PAUL EMILE QUIGNAUX

samedi 20 mars 2010

Fragments d'interview sur mes vols d'Edo



Question : Votre souvenir le plus fort ?

Réponse : A l’aplomb de shinjuku est passée une caravane de très jeunes aborigènes nus et une cohorte de moines tibétains auréolés d’arc-en-ciel, assis en tailleurs, couverts de manteaux safrans, tous concentrés sur une longe trajectoire qui devait être millénaire. Long plané léger pour les traverser. Je me souviens de l’odeur de neige et de parfums sucrés, de sable et d’étable quand je les ai croisés…

Q : Des trépassés ?

R : Sans doute, mais je n’y ai rencontré aucun de mes morts, que des sourires évanescents, indifférents à notre présence. Par contre, beaucoup d’oiseaux de nuit surpris de me voir si haut, dans mon âme, sorti sans ailes de mon corps. Non, aucune sensation mortifère. Là-haut, la finitude est incongrue, déplacée, presque risible. Il en est de même pour l'idée d'éternité. C'est incompréhensible. D'ailleurs, en vol, de ça, je crois qu'on s'en fout !

Q : Vos amis de vols ?

R : On se devinait au loin sans pouvoir jamais s’approcher. Par exemple, je savais Myasaki en suspension au dessus de Shibuya, Goran de Kichiyogi et Thierry suivant l’invisible Sumida. Aucun de nous ne contrôlait totalement son vol. Des aimants semblaient nous guider. Planeurs de nuits, nous suivions leurs champs de force et seulement parfois nous pouvions passer de l’un à l’autre. Curieusement, sans nous voir, nous nous ressentions. Cela nous procurait une confiance absolue…

Q : Tokyo de là haut ?

R : Nous l'appelions Edo, c'est-à-dire de l'ancien nom de Tokyo mais ça n’a pas d’importance. Nous planions seulement au dessus de ses villages. C’était surtout un ailleurs d’odeurs, d’images et de vibrations. Une caresse du temps et de l’espace recourbé sur nous, des senteurs amazoniennes mêlées aux gaz carbonique de Londres, des fraîcheurs d’iceberg colorées de blés mûrs surchauffés par le soleil, des embruns atlantiques déposés dans les Oueds du Désert de Libye. Là haut nous n’avions qu’une certitude, nous percevions qu’en bas la terre tremblait sans cesse. Des ondes multiples et infimes, permanentes et vibrionantes.

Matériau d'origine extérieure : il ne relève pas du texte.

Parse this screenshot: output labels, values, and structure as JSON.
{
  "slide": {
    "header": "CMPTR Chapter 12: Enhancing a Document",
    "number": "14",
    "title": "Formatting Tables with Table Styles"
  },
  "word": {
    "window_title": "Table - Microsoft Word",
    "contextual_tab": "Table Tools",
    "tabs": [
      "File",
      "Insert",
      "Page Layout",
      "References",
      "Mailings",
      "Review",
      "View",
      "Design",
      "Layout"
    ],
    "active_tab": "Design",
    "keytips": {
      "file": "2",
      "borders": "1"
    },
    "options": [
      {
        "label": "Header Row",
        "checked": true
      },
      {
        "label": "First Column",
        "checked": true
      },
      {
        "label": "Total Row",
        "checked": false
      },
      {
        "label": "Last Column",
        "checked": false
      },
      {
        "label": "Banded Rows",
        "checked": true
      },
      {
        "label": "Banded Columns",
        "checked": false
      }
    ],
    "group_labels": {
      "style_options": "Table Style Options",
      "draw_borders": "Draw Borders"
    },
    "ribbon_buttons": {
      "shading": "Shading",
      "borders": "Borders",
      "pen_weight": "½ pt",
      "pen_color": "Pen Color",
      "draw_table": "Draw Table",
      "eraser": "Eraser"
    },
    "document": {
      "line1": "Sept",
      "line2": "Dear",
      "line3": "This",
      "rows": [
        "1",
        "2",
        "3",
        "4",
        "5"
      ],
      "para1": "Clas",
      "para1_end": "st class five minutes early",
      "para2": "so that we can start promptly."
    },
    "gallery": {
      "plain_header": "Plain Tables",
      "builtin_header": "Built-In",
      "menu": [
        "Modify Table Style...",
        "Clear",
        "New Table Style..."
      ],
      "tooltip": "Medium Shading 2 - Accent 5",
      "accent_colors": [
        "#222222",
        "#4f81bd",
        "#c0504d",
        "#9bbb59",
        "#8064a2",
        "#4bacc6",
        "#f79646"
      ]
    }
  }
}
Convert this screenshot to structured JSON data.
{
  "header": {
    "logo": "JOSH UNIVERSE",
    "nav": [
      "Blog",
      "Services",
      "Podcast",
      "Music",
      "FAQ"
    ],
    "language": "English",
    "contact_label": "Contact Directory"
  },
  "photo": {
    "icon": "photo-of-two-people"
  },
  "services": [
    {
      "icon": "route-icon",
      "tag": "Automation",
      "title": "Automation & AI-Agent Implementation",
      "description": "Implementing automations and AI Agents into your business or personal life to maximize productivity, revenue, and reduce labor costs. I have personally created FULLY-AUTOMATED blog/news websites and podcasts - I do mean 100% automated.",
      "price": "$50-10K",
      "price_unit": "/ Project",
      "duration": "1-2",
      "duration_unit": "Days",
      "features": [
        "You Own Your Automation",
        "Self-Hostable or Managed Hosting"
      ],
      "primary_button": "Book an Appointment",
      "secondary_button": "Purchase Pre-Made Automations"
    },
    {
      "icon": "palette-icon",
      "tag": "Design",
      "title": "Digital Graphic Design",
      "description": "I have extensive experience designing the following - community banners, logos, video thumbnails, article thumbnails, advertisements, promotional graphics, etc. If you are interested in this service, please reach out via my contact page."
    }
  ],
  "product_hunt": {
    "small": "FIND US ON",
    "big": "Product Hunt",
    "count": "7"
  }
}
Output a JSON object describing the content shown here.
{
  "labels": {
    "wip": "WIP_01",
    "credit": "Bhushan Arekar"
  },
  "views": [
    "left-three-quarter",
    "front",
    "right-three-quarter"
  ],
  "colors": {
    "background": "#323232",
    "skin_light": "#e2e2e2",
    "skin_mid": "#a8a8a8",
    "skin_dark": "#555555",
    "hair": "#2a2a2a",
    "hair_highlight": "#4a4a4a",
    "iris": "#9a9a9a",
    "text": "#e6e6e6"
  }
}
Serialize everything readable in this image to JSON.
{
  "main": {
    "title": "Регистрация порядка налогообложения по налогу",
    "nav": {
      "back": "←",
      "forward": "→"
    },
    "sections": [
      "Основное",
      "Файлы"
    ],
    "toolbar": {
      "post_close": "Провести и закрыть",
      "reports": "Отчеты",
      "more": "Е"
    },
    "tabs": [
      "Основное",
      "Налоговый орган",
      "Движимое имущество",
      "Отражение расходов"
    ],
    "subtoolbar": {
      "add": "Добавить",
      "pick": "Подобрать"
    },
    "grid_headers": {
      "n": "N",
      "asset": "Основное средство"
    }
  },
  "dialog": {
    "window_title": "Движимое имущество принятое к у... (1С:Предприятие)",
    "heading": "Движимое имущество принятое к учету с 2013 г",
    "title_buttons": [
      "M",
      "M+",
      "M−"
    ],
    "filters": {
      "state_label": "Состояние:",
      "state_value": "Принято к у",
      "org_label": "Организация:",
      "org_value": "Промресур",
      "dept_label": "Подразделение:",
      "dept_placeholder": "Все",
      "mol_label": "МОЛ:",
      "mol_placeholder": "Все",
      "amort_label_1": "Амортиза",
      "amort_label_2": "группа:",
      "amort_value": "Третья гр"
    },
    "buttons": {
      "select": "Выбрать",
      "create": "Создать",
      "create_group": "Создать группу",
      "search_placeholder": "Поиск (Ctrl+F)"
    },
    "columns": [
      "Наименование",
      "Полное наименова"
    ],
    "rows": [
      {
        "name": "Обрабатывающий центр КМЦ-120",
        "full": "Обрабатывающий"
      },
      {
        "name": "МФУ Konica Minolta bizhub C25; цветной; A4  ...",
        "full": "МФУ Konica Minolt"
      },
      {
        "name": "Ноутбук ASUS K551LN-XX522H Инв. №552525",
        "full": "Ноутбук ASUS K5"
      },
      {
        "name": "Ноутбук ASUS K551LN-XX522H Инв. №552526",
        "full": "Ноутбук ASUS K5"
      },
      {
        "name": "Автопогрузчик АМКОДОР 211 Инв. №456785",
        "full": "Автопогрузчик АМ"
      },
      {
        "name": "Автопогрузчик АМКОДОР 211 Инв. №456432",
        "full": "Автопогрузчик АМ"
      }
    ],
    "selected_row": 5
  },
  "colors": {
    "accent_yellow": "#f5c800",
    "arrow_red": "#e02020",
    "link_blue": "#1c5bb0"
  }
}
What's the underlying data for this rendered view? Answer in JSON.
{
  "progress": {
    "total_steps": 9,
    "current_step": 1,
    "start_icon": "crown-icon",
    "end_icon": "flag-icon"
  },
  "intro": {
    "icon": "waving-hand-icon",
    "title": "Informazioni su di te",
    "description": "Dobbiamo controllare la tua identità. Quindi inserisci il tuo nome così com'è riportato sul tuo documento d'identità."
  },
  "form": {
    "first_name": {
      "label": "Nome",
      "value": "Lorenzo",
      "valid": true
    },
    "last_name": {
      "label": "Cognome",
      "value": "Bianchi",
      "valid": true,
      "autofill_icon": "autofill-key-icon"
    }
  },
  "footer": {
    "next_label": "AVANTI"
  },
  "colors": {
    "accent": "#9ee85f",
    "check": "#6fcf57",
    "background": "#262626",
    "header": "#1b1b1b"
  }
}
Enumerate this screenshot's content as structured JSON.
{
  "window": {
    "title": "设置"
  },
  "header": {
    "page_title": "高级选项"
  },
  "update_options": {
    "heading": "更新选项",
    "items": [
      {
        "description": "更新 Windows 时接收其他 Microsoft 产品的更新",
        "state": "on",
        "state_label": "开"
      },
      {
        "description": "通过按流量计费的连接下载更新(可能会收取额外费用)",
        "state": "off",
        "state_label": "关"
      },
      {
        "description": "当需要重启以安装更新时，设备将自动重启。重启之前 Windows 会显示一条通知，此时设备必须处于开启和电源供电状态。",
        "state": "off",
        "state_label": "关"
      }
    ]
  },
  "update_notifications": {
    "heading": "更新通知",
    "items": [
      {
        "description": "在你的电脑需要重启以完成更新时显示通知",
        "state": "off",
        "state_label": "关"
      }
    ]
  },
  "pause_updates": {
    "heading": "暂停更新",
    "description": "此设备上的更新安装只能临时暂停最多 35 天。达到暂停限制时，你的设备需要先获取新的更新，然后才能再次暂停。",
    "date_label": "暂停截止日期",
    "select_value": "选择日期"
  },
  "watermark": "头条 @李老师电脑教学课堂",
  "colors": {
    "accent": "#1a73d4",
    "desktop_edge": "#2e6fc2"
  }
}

Q : Comment décolliez-vous ?

R : Pour partir, il ne fallait que se regarder et sur la natte s’endormir un à un. Un air très sec était nécessaire pour s’échapper de nos carcasses. Le corps astral comme les chats déteste l’eau. On se détachait sans angoisse, sans nervosité, sans même le savoir. Les aimants venaient nous prendre délicatement, nous accueillaient aimablement et avec une sorte de ferveur attentive dans leurs rondes atomiques. Aucune tension en haut, pas d’émotions, pas de désirs. Là haut, nous étions des amybes célestes, des cellules sensorielles, des corps sans matière, des particules, des atomes personnifiés…

Q : Vous voliez souvent ?

R :Je vous l’ai dit uniquement par temps très sec. Cela limite beaucoup. Moi j’ai volé trois fois sur mes sept séjours à Edo. Thierry, Goran, Myasaki et Kichiyogi qui y vivaient volaient trois à quatre fois par an…

Q : Mais, c’est impossible de vous croire …

R : Nous ne demandons pas à être crus. Certains savent et d’autres pas. Cela nous était offert et nous ne savions pas pourquoi …

Q : Donnez une preuve ?

R : Aucune n’est possible. Ah si il en existe une. Une vieille prostitué de Yoshiwara. Repoussés dans nos corps par une force douce et imparable, nous sortions de nos désincarnations terriblement affamés. Cette vieille prostituée au visage de momie était insomniaque et tenait une sorte de micro-épicerie éclairée par une lanterne. Nous nous y précipitions. Elle nous accueillait d’un grand éclat de rire, sortait une sorte de purée blanche très sucrée à base de racines dont nous baffions comme des porcs. Elle riait de plus belle à nous voir et nous servait ensuite une sorte de soupe de navets marronnasse, du thé et enfin de la bière. On ne lui parlait pas. Elle était la complice de nos vols. Elle vit toujours. Je suis passé la voir lors de mon dernier voyage. Malgré les trente ans passés, elle m’a reconnu et m’a simplement dit narquoise: « tu passes cette nuit ? ». J'ai éclaté de rire et l'ai embrassée. Ses joues ont rosi telle une adolescente.